Months ago, there was a little joke that emerged when I was making his flight arrangements, between me and the airline representative. I was asking her how close the gates would be on his connecting flight and she said there was no way of knowing and, yes, he might have to ride the tram. I remember saying glibly, “Well, if he can’t figure out how to get from one plane to another, he probably has no business going on a wilderness trip in the first place.” We both laughed, maybe a little harder than we needed to, because we both knew that it’s so much easier to worry about things like trams and gate proximity than it is to worry about placing your beloved little speck of humanity into the unpredictable wiles of nature.
“What about bears?” I had asked the trip organizers a week before his departure.
“We have bear safety sessions,” the woman assured me. The kids go through a whole day of training on how to handle (and avoid) bear encounters. “What about earthquakes?” I’d asked her. “Lightening storms? Tsunamis?” I could feel my anxieties tumbling out of me like a water main break, but I really had no control of myself. The woman was able to address every one of my concerns and was actually doing a fairly good job of calming me down until I asked her about radioactivity from the nuclear disaster in Japan. “Should I be worrying about that?” I asked.
“No,” she said, and I could tell by the tone of her voice that it was time for me to stop.

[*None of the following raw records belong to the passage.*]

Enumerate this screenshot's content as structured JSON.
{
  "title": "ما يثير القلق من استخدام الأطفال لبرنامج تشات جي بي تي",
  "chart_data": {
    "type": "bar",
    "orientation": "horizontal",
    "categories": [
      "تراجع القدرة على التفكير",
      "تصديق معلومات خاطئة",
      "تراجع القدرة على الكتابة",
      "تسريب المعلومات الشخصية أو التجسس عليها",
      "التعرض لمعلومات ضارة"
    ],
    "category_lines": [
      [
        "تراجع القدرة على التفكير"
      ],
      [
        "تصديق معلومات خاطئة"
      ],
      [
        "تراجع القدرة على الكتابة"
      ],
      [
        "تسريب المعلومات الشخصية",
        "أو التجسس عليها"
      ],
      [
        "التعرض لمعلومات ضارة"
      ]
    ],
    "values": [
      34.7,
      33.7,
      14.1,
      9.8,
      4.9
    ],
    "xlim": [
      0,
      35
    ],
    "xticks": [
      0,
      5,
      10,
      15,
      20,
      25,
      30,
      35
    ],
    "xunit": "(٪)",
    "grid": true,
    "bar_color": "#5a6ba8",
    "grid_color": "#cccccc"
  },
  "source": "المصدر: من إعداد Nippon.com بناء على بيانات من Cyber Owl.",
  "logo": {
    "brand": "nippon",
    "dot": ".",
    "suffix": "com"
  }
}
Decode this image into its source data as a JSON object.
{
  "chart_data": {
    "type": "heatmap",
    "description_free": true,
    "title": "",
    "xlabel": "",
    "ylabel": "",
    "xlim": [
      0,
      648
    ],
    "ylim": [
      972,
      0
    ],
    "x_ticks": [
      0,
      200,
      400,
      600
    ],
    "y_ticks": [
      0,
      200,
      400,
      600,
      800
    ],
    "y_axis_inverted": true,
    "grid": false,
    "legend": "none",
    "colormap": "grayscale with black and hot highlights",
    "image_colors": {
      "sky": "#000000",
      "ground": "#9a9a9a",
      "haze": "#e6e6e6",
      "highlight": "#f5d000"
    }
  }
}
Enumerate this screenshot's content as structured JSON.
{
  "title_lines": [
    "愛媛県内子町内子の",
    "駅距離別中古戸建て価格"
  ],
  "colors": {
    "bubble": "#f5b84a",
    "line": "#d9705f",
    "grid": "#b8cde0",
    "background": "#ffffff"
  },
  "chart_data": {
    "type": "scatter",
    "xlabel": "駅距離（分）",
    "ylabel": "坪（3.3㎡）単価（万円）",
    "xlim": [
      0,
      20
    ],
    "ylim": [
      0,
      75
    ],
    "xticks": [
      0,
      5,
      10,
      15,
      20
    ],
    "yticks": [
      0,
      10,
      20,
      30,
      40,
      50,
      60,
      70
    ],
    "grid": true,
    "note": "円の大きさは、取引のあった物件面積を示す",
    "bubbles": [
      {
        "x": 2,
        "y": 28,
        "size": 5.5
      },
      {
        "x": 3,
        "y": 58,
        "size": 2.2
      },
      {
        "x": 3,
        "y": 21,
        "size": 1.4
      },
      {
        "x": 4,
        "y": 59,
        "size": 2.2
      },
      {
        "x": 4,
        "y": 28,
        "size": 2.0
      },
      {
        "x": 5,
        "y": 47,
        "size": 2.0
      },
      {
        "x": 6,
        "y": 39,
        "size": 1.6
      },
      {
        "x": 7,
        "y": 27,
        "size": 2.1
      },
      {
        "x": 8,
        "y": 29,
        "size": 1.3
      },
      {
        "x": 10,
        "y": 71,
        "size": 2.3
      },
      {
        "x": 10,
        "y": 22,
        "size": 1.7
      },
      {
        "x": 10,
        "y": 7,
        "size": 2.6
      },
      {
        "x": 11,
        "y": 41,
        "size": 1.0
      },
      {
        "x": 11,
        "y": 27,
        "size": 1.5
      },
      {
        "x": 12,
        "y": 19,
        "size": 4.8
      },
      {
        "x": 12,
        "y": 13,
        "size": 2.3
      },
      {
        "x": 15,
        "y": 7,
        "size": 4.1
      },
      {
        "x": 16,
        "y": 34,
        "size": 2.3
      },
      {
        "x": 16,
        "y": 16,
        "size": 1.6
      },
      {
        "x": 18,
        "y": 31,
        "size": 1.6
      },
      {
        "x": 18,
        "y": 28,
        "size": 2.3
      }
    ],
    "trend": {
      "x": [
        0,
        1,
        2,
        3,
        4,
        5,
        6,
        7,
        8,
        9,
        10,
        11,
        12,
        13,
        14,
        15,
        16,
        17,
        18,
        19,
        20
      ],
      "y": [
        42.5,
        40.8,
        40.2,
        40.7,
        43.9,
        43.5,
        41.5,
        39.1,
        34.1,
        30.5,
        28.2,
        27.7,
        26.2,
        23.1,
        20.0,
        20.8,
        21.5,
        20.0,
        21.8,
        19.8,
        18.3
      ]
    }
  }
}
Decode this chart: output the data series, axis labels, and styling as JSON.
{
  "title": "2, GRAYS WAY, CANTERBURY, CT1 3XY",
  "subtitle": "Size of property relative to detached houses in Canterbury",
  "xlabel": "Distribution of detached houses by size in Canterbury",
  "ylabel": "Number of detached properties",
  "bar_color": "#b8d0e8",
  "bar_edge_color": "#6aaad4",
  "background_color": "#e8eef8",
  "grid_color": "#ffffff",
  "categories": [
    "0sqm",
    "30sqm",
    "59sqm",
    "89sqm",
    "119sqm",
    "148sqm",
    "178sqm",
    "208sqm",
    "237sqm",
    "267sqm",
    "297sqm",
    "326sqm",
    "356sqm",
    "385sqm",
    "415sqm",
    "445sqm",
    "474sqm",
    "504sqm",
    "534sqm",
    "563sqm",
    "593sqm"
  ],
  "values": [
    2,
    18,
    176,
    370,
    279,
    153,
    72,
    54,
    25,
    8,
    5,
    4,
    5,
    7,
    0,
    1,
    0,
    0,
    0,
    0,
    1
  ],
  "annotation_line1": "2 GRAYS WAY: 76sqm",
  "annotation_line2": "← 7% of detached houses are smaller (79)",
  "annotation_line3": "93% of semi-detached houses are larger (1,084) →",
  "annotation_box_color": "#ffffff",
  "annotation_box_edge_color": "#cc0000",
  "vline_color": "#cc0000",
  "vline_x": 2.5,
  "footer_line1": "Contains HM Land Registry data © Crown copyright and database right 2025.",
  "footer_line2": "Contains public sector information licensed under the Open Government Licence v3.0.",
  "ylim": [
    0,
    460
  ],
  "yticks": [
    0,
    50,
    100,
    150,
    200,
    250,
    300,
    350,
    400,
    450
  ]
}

The first report I read about the bear attack was early on Monday morning. Seven boys on a wilderness trip were backpacking without instructors as part of their leadership training. They were walking across a river when the bear attacked. The first two boys in line were mauled and, according to The Guardian, suffered “life-threatening injuries.” Two more boys were injured badly and everyone ended up in the hospital.
After I read the news, I went to meet some friends for tennis. (I try to stay occupied on the days the teenager is flying.) “Should I tell the teenager about the bear attack?” I asked one of the women. I always regard her as a mommy mentor.
“He’ll know about it,” she said. “He’ll hear about it in the news.”
“He may not, he’ll have been on a plane all day,” I said.
Her advice was to wait until he brought it up himself. “Then you can reassure him,” she said.
Reassure him?
She said I should tell him how sad I am about what happened to the boys but how I know nothing like that will ever happen to him. The other women nodded in agreement. I was completely dumbfounded. “I shouldn’t tell him how freaked out I am?” I said.
“No! You should absorb that fear yourself. Don’t share it. You don’t want him to be scared, do you?”
Well, yes. That’s exactly what I want. I want him to think: Wow, bears are out there ready to rip people to shreds, maybe a nice hotel vacation with black mold and bed bugs would be a more prudent journey next year.
I remember once being rational like my tennis friend, but that seems like another lifetime ago.
I’m not sure who brought up the subject, him or me, but the bear was discussed long before my son and I arrived home from the airport. “Those kids were attacked just a few miles from where we camped,” my son told me.
“How many miles?” I said.
“Four.”
Maybe because Alaska is so vast and such a paean to wildlife, four miles from a bear seems like nothing. It seems like having a bear in your bathroom. Having him in the shower with you. I tried to wrap my mind around what my son was telling me, which was basically, that my month-long mantra, “he won’t be attacked by a bear,” was successful merely because of dumb luck.
I expected to hear some horror in his voice, but the teenager spoke about the incident with uncharacteristic admiration. “Those kids were highly trained to deal with bears,” he said.
“Maybe not so much,” I said.
“Mom, they fought off a bear. The five other kids got the bear to leave. That’s amazing. If it was our group, we would have died. I promise.”
The words tumbled from him as casually as if he were reading a grocery list. Then in the next breath he began to tell me about the wilderness trip he wants to take next year.